Né en Angleterre en 1860, décédé au Nouveau Mexique en 1946, il voua sa vie durant, un amour immodéré envers la nature.
Naturaliste, artiste animalier et écrivain, il étudie la faune sauvage et dénonce l’anthropocentrisme. Son premier essai : « les mammifères du Manitoba », explique quel impact le développement du Canada a eu sur la faune et la flore. En 1892 il expose au salon de Paris un tableau intitulé « le triomphe des Loups », qui suscite de vives réactions ; en dessinant un loup sauvage qui mort le crâne d’un homme, Seton voulait dénoncer la violence des hommes qui attaquent la nature, mais pour le doyen du salon ce message était trop radical, et il aurait argumenté : « dessiner des hommes, pourvus d’une âme, victimes d’animaux sauvages qui en sont, eux, dépourvus, est une hérésie ». En 1902, Seton fonde un camp pour jeune garçon, nommé « Woodcraft Indians » et participe ainsi à diffuser des valeurs naturalistes auprès des jeunes générations en s’appuyant sur la culture des peuples indiens d’Amériques. Il publie des récits sur la vie dans la nature, forge avec d’autres (Lord Baden-Powell) la philosophie du scoutisme.

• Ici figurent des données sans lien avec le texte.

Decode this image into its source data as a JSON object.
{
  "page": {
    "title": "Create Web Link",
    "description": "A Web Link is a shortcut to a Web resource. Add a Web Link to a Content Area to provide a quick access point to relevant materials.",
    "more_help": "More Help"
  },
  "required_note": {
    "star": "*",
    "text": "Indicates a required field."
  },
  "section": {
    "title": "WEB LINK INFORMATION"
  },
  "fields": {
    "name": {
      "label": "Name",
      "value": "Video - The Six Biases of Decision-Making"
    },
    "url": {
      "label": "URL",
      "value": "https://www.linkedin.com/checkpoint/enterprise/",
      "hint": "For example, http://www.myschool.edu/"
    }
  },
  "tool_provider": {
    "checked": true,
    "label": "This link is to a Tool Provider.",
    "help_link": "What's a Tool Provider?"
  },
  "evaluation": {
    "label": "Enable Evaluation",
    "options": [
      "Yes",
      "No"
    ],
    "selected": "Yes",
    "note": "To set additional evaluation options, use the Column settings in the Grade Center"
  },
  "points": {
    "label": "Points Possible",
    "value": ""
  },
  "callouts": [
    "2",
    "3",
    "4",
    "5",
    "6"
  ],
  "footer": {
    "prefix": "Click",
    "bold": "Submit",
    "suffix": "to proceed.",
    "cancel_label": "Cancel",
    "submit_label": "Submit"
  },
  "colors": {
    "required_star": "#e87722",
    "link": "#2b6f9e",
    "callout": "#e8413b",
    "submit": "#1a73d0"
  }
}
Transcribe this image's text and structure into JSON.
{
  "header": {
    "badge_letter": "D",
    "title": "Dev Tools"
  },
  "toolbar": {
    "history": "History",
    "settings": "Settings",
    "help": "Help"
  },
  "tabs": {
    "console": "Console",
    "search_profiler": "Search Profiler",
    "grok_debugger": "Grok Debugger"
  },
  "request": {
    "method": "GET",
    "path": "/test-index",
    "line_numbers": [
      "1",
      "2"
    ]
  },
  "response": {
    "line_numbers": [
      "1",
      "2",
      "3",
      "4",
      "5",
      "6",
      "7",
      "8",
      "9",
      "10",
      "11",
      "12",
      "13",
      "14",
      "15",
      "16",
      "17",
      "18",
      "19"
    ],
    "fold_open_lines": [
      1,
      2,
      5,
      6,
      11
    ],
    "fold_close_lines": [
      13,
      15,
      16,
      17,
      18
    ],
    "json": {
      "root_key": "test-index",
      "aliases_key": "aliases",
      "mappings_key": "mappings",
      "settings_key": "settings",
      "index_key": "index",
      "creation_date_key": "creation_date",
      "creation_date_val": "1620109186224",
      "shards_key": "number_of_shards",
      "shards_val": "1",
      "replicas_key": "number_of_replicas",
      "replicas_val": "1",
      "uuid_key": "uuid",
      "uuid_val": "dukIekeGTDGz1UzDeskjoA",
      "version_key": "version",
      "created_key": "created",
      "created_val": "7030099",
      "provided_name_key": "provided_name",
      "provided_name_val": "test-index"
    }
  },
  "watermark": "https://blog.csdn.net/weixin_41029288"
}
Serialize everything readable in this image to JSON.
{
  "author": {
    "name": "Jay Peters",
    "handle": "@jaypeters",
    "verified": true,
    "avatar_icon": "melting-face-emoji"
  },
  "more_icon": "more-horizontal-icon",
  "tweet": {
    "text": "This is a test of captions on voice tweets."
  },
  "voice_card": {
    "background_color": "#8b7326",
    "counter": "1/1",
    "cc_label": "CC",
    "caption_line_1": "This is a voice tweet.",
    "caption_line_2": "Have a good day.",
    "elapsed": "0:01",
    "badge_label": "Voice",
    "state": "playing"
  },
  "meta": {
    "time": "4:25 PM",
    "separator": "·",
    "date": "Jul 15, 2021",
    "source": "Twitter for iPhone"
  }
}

Connaissez vous Yoshiharu Imaizumi et Jiro Taniguchi ?
Tous deux nés au Japon, respectivement en 1940 et 1947.
Imaizumi est naturaliste et écrivain.
Taniguchi est mangaka (dessinateur de manga) de renommé mondiale et scénariste.
Ensemble ils créent des mangas (BD japonaise) retraçant la vie d’Ernest Thompson Seton, le naturaliste qui voyage.

Les mangas ne sont pas toujours bien vus en occident car on assimile ce terme à un graphisme particulier et même au sexe et à la violence, ce n’est pas toujours vrai. La série de mangas d’Imaizumi et Taniguchi consacrée au naturaliste Seton n’est rien d’autre qu’une biographie en bande dessinée. Biographie partielle et peut-être quelque peu édulcorée mais dans l’ensemble, averti.

La vie et l’œuvre de Seton, empreintes de respect et d’attachement à la vie sauvage reçoivent un écho très favorable dans la culture nipponne. Le naturaliste incarne pour les japonais tout ce qui les fascine dans le rapport de l’homme à la nature : une humilité respectueuse et une crainte admirative. La vie et l’œuvre de Seton ont fait énormément d’émules au Japon.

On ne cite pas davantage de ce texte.